C’est symbolique. Mais pour les gens qui n’ont vraiment pas d’argent, 2 euros, le prix d’un tube de granules, représentent quelque chose, je le vois quand je soigne via des associations des sans-abri, des migrants, des réfugiés. Et dérembourser un médicament sous-entend qu’il n’en est pas un, qu’il est toxique. Les allopathes de la tribune demandent aussi qu’on déchire son titre de médecin si on fait de l’homéopathie, c’est honteux. Encore plus honteux, un droit de réponse à la tribune parue dans le Figaro a été refusé aux homéopathes.

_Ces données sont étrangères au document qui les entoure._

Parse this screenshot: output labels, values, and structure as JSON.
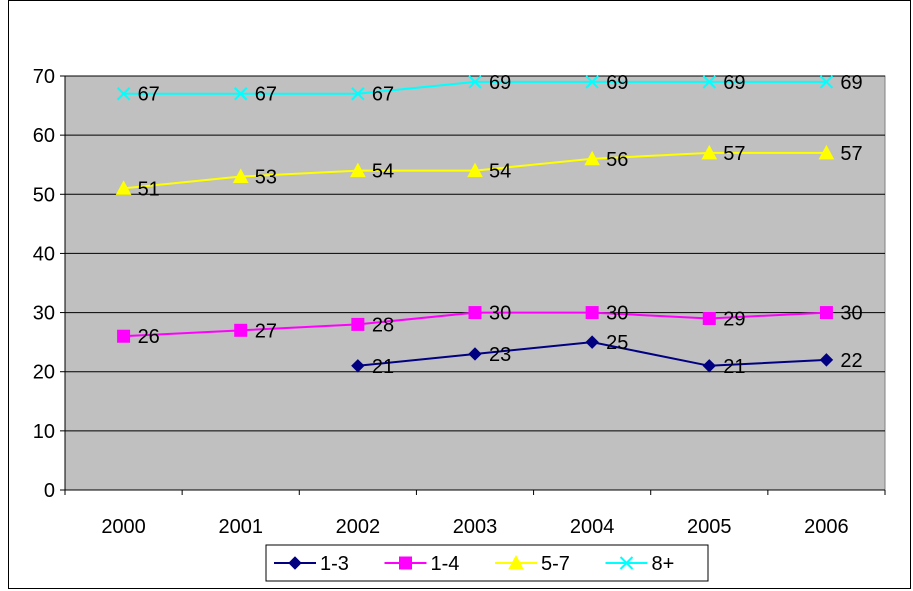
{
  "chart_data": {
    "type": "line",
    "title": "",
    "xlabel": "",
    "ylabel": "",
    "categories": [
      "2000",
      "2001",
      "2002",
      "2003",
      "2004",
      "2005",
      "2006"
    ],
    "ylim": [
      0,
      70
    ],
    "yticks": [
      0,
      10,
      20,
      30,
      40,
      50,
      60,
      70
    ],
    "grid": true,
    "plot_background": "#c0c0c0",
    "legend_position": "bottom",
    "series": [
      {
        "name": "1-3",
        "color": "#000080",
        "marker": "diamond",
        "values": [
          null,
          null,
          21,
          23,
          25,
          21,
          22
        ]
      },
      {
        "name": "1-4",
        "color": "#ff00ff",
        "marker": "square",
        "values": [
          26,
          27,
          28,
          30,
          30,
          29,
          30
        ]
      },
      {
        "name": "5-7",
        "color": "#ffff00",
        "marker": "triangle",
        "values": [
          51,
          53,
          54,
          54,
          56,
          57,
          57
        ]
      },
      {
        "name": "8+",
        "color": "#00ffff",
        "marker": "x",
        "values": [
          67,
          67,
          67,
          69,
          69,
          69,
          69
        ]
      }
    ]
  }
}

On nous traite de charlatans… J’ai fait mes études à la Salpêtrière, j’ai travaillé à l’institut Curie pendant cinq ans et à l’hôpital Bichat pendant quinze ans, invité par des pontes. Bon nombre de mes confrères homéopathes ont des parcours semblables et travaillent en réseau avec les allopathes. Tous les allopathes ne sont d’ailleurs pas obtus, tel Krishna Clough, ancien directeur de l’institut Curie qui m’a invité à prendre la parole à un congrès sur les maladies du sein, ou Jacques Vilcoq, chef de service à Curie, qui a ouvert une consultation d’homéopathie, ou encore le professeur Patrick Madelenat, qui m’a chargé d’une consultation d’homéopathie gynécologique quand il était chef de service à l’hôpital Bichat. Les oncologues m’envoient beaucoup de monde parce qu’eux s’occupent de mieux en mieux de l’agresseur mais pas tellement de l’agressé, or quand l’agressé est mieux soutenu, la chimiothérapie est beaucoup mieux supportée et les résultats du traitement bien meilleurs, beaucoup d’études l’ont montré.

Je profite de cet entretien pour lancer une invitation solennelle au professeur d’immunologie Jean-François Bach et à Mme Buzyn de venir assister à une de mes consultations. Pour qu’ils voient ce qu’ils ne connaissent pas, comment on traite des urgences et des trucs lourds, comme des maladies auto-immunes, des papillomavirus, des fibromes, des endométrioses, pas seulement les bobos de petites jeunes filles du VIe arrondissement comme certains pourraient le penser. Et pour qu’ils comprennent qu’il y a complémentarité et non opposition entre les deux médecines, allopathique et homéopathique.